Uber, OpenTable·Article·January 1, 2020

13 Metrics for Marketplace Companies

Match rate, zeros, power user curves, multi-tenanting

Source
a16z
Format
Article
Published
January 1, 2020

Summary

This Andreessen Horowitz guide addresses a critical challenge for marketplace companies: the lack of standardized, well-defined success metrics that accurately measure marketplace health and performance. Unlike traditional businesses where revenue and user growth provide clear indicators, marketplaces require specialized metrics that capture the unique dynamics of two-sided platforms where supply and demand must be balanced and matched effectively.

The guide presents 13 essential metrics organized around core marketplace functions. Key metrics include match rate (how successfully buyers find sellers), market depth (sufficient supply that fits user needs), time to match (speed of connecting parties), and concentration levels (fragmentation vs. consolidation of participants). The approach emphasizes measuring network effects, unit economics improvements over time, and multi-tenanting behavior to understand competitive positioning. Take rate is highlighted as a crucial indicator of marketplace value, representing the percentage of gross merchandise volume (GMV) retained as revenue.
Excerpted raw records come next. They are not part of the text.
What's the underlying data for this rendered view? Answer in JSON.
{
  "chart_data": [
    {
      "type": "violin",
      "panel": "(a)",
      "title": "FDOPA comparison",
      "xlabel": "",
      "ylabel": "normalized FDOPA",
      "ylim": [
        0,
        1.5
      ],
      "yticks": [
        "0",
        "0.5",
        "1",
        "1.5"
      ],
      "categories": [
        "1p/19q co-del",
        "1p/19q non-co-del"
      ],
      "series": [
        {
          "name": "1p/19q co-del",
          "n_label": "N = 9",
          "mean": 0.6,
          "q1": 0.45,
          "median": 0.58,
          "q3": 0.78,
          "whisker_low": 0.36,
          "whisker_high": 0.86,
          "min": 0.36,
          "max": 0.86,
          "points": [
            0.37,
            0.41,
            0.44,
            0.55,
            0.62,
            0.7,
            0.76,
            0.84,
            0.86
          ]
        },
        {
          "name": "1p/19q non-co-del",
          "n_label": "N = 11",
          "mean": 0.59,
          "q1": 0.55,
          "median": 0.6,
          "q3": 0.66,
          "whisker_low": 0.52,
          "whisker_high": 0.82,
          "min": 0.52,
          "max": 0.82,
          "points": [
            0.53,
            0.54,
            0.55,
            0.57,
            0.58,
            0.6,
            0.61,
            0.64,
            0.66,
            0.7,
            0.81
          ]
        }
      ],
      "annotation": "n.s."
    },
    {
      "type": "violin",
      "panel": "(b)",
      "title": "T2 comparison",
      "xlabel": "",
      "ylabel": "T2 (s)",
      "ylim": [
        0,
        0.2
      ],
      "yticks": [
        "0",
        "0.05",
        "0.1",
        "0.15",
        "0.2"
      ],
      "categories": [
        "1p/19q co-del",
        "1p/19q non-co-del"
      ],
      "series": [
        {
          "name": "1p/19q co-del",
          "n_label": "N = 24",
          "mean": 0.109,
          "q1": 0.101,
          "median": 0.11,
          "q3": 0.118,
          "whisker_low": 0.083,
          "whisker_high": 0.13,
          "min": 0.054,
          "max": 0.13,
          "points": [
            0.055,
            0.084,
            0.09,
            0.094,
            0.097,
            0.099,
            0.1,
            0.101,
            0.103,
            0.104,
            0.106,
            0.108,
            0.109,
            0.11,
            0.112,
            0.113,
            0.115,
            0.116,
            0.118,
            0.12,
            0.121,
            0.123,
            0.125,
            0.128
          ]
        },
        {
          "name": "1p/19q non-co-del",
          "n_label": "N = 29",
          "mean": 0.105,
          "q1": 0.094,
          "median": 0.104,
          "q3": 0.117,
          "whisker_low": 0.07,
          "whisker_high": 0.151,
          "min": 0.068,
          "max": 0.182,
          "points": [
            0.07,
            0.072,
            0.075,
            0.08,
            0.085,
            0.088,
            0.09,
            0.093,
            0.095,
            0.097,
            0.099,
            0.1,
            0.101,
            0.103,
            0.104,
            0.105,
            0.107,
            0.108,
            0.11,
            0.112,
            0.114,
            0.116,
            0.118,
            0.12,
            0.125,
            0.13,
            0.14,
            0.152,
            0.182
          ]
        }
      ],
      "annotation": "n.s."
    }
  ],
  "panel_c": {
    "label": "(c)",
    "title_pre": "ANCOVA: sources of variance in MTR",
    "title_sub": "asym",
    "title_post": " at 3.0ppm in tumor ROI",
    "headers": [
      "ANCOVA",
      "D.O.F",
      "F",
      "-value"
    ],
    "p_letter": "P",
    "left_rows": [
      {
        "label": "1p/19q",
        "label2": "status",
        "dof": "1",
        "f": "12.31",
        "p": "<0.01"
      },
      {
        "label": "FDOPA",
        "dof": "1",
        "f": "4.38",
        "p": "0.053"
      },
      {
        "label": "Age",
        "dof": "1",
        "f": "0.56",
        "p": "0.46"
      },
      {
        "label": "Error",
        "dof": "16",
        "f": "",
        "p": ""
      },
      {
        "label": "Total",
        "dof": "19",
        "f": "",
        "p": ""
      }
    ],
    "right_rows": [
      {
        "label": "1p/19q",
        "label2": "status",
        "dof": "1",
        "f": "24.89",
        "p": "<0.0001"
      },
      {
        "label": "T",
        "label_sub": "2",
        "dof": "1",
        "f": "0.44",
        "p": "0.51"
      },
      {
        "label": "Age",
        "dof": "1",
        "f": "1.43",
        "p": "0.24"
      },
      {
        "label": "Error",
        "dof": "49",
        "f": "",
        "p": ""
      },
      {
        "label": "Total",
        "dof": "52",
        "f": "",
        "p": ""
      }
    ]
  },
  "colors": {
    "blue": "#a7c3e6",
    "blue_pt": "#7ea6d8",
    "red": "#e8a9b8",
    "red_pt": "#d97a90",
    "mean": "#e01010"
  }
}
While specific company outcomes aren't detailed, the framework is illustrated with examples from Uber (driver utilization rates), OpenTable, Airbnb (listing availability), and other successful marketplaces. The key takeaway for product managers is that marketplace success requires monitoring interconnected metrics that reflect both sides of the platform, focusing on match efficiency, supply quality, and sustainable unit economics that improve as network effects strengthen over time.